RAL Tier1 weekly operations castor 29/03/2010
From GridPP Wiki
								
												
				Contents
Summary of Previous Week
-  Matthew:
- CASTOR Database Way Forward
- Tier1 Open Day talk
- Investigating safeguarding CASTOR Tier0 data (T2K,MICE,MINOS)

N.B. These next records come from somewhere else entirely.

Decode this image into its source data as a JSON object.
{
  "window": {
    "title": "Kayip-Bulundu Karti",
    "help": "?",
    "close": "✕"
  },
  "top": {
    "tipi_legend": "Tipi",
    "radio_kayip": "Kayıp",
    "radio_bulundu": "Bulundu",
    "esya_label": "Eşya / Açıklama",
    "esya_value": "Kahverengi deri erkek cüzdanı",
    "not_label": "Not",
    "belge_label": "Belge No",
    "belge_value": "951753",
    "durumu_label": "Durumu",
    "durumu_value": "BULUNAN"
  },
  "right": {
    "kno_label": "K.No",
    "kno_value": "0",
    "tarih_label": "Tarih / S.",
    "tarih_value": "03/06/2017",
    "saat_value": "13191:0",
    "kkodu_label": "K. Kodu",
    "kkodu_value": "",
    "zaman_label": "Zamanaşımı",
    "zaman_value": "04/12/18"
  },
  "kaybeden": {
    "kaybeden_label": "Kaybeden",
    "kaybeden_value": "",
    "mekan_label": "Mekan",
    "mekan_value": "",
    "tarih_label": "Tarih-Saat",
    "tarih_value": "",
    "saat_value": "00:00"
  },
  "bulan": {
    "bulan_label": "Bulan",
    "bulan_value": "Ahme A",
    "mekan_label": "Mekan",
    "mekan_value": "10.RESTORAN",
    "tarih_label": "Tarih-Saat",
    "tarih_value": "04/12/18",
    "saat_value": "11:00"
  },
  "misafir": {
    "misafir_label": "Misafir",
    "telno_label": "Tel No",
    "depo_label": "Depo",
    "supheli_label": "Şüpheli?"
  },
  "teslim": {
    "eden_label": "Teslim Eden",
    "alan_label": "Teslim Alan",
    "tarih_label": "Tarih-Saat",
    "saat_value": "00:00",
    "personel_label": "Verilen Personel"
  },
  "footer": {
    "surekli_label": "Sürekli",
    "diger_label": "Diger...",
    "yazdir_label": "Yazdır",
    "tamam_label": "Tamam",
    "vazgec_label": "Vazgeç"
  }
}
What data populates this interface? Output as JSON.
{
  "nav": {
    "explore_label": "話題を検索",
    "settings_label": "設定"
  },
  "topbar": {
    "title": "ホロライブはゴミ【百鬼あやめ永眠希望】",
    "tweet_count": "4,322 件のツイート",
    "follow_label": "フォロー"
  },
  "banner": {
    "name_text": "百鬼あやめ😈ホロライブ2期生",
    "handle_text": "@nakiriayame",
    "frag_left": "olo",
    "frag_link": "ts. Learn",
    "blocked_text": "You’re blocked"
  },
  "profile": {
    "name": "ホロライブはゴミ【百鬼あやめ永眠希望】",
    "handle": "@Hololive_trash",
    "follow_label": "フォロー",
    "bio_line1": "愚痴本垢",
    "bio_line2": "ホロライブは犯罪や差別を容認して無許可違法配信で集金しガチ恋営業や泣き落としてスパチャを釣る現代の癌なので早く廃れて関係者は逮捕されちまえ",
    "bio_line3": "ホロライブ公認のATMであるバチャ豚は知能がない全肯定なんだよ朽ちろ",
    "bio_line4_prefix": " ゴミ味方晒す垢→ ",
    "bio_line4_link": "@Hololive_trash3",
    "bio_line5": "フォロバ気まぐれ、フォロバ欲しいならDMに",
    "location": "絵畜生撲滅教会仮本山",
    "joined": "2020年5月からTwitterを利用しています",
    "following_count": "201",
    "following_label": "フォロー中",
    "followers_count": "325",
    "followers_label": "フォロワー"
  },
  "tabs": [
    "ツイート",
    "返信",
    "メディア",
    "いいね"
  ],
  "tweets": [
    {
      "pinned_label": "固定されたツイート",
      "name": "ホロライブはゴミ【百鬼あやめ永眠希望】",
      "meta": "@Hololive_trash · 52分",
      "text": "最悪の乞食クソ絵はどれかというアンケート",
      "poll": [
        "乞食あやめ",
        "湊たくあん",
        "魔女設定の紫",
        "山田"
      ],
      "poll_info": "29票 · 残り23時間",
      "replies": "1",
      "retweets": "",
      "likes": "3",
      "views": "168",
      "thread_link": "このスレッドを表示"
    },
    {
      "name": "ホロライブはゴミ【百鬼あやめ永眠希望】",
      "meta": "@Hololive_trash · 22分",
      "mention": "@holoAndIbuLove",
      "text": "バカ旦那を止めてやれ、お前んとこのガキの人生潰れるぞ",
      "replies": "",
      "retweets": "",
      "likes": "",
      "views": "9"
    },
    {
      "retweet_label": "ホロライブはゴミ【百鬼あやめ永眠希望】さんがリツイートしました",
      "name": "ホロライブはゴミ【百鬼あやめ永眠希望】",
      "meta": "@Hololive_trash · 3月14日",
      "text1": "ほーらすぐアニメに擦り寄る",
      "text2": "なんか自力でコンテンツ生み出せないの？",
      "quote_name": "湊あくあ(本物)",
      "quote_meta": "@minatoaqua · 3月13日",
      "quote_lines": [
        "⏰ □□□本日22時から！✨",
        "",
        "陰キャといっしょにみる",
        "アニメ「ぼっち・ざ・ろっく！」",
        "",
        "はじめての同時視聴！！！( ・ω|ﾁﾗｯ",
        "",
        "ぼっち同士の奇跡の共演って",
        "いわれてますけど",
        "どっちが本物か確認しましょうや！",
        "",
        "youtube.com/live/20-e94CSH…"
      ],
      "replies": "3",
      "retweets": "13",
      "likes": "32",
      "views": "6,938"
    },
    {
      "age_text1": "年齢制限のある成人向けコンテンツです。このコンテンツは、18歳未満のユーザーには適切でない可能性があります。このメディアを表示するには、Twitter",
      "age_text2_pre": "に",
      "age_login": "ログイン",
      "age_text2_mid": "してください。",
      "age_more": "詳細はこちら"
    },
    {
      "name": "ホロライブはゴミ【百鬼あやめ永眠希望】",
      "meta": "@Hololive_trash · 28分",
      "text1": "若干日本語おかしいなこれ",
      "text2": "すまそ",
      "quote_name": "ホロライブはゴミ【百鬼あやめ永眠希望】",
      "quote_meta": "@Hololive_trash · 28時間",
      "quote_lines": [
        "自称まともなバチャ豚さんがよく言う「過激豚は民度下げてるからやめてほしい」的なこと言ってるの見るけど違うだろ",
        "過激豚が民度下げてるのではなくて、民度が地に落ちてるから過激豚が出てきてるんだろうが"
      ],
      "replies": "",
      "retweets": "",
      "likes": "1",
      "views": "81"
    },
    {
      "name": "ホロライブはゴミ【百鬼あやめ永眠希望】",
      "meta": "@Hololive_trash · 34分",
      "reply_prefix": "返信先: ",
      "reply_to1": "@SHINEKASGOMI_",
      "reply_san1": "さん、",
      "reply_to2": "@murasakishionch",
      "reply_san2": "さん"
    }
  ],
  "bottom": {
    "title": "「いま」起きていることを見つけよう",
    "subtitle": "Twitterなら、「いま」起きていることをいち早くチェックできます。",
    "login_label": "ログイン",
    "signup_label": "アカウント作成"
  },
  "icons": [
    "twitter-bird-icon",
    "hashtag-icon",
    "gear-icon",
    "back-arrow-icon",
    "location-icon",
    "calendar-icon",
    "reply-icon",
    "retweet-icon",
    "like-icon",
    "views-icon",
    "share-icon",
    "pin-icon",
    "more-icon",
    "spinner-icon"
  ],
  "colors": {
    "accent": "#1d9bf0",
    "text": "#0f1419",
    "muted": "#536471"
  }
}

- Organizing CASTOR panel session at GridPP24
- Finalizing 2.1.8/2.1.9 Test Plan and Stress Testing specifications
 
-  Shaun:
- Tier 1 Open day talk
- LHCb Jamboree
- Scheduling Upgrades
- Fixing deployment problems
- COD duties
 
-  Chris:
- Tested maximum number of job slots for root protocol with Raja
- Building 4 cold stand-by central castor servers and doing the final configuration
- Deploying disk servers
- DepMon duties
- Castor on Call duties Mon-Tue
- Doing work related to Tier1 Security Group project
 
-  Cheney:
- cleaning machine room
- investigate sls timeouts
- build new robot controller
- fix zfs on new robot controller
- investigate oracle install problems
- check over castor151 backups
- relocate fibre channel switches
- replace failed drive in vtl
- fix backup problems on nagger
- bring up tape servers with mir problems
 
-  Tim:
- ..
 
-  Richard:
- Deploying some disk servers into cmsNonProd and lhcbNonProd
- Continuing with stress-testing of pre-prod instance and contributing towards test-plan
 
-  Brian:
- Clearence of stuck migration files
- Chase up of redeployment tickets.
- T2 work
 
-  Jens:
- Mostly bkg stuff, a little CIP 2.2.0 dev.
 
Developments for this week
-  Matthew:
- Tier1 Open Day
- CASTOR DB Disaster Recovery plans
- CASTOR On Duty work
- Publishing list of 'approved exceptions' - changes that don't require formal change control
 
-  Shaun:
- Tier 1 open day
- Presenting upgrade timelines
- CASTOR SRM Monitoring
- Testing SRM 2.8-6
 
-  Chris:
- Test SL5 (64bit) disk server with xfs
- Test cold stand-by central castor servers and then write documentation
- Disk server deployment duties
- Test Quattor disk server procedure and build castor disk server
- Castor 2.1.8/2/1.9 upgrade work
- Doing work related to Tier1 Security Group project
 
-  Richard:
- Tweaking stress-testing script to meet requirements of test-plan
- Running stress-testing script on pre-prod instance
 
-  Brian:
- T1 Open Day
- T2 Storage for LHC Media/Start of 7TeV Day
- T2s
 
-  Jens:
- See if I can get round to finishing new CIP features for ATLAS and test on preprod or cert.
 
Operations Issues
- problem transferring files to gdss346 (atlasSimRaw) due to error during deployment
Blocking issues
None
Planned, Scheduled and Cancelled Interventions
Entries in/planned to go to GOCDB
| Description | Start | End | Type | Affected VO(s) | 
|---|---|---|---|---|
| update LSF license keys | 26/03/2010 12:00 | 26/03/2010 12:30 | At-risk | All | 
| update LSF license keys | 29/03/2010 09:30 | 29/03/2010 10:30 | At-risk | All | 
Advanced Planning
- Upgrade to 2.1.8/2.1.9 2010
- CASTOR Instance for Non LHC 2010Q2
- Install/enable gridftp-internal on Gen (Before 2.1.8 upgrade)
Staffing
- Castor on Call person: Matthew
-  Staff absences: 
- None